Within the first 24 months of starting its reliability program, maintenance expenditures were down to $230,000 per month, a more than 50 percent reduction, resulting in an immediate savings of nearly $3 million at the Blair facility.

Because of those early savings, Corbion was able to sustain and build the program, leading to even greater successes. The plant now fully plans two weeks ahead with parts and three weeks ahead for work orders on equipment. As a result, the plant is operating at 99 percent planned work for its maintenance crews. While the facility still has occasional emergency maintenance issues, they almost never involve manufacturing equipment or processes. The total hours of emergency work dropped to 0.95 percent of overall maintenance labor (3 to 4 hours per week) from 10 percent (45 to 52 hours per week) just five years ago. These reductions allowed maintenance full-time employees and total hours to actually drop over the same time period.

Not all reliability fixes with a big impact were expensive. Automating the tempered water system cost approximately $3,700. That system resulted in a savings of $1,500 per month since implementation. In fewer than 10 weeks, it paid for itself.

The facility was able to bring its total plant uptime into the 90 percent range, and more importantly, keep it there. In 2015, the company experienced only 22 metric tons of product loss out of 60,000 to maintenance-related activities within its control. OEE for critical operations is consistently reaching 88 to 91 percent. In short, the plant is running leaner and more efficiently than ever (Figure 3).

Figure 3: Corbion was able to maintain and improve OEE and OEEf while reducing maintenance cost by reducing equipment failure

Perhaps most importantly, 2015 production is approximately 70 percent higher, with less overall maintenance spending than at the end of 2005. By helping and empowering its operators and maintenance crews to follow the chain of consequence with manufacturing problems, the plant was able to reduce bottlenecks and achieve a consistent rise in reliability across operations.
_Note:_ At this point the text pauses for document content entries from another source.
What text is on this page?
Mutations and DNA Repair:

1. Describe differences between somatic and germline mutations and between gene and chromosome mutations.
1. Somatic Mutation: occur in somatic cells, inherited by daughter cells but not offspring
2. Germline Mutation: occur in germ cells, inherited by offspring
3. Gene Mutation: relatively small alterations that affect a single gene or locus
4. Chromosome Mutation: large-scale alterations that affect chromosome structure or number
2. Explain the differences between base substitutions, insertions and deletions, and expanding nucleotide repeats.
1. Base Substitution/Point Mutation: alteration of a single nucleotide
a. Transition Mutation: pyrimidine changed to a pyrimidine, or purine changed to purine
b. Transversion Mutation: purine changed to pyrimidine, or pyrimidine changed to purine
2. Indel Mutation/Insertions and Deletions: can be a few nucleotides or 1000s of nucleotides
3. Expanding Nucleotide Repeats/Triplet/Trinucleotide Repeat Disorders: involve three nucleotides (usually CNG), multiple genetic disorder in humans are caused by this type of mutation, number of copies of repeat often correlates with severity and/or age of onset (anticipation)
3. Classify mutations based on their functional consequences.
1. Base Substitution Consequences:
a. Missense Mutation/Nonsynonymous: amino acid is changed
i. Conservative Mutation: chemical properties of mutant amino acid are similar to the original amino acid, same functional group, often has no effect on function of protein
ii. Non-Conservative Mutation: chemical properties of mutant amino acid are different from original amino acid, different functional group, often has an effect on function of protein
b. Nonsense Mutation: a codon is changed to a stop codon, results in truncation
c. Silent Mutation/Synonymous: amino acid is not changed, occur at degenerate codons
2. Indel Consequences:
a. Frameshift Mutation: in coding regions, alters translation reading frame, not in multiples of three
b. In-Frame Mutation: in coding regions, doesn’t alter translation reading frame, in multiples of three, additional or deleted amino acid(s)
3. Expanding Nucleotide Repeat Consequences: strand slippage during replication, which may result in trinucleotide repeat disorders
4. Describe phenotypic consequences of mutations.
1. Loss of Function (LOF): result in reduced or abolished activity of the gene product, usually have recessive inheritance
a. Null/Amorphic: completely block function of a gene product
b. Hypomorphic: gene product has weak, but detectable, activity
Employee morale is up because processes are running better and day-to-day operations are more predictable with less stress. Management morale is up because the plant produces far more with far fewer resources and plant reliability makes planning for the future more realistic.

The plant also had great success putting to use its manually collected highway addressable remote transducer (HART) data and is evaluating the implementation of a predictive maintenance device manager to automate the collection of essential data in the future.

These spectacular results at Blair are spreading to the company’s plants around the globe, effecting positive change across the Corbion global supply chain. Blair is proud that its successes are spreading outside the organization, making the plant a reliability standard bearer and resulting in its nomination for Emerson’s Reliability Program of the Year. The Blair facility is excited to face the future adding production capacity to existing infrastructure without capital investment.

​Vincent Mancini

Vincent Mancini is a maintenance and reliability engineer at Corbion in its Blair, Nebraska, facility. He is responsible for the continuous improvement and execution of the site’s reliability-centered maintenance program. He draws on the 30 years of experience gained in the specialty chemicals, pharmaceuticals, foods, munitions and ordnance manufacturing. Mr. Mancini believes leadership makes a difference.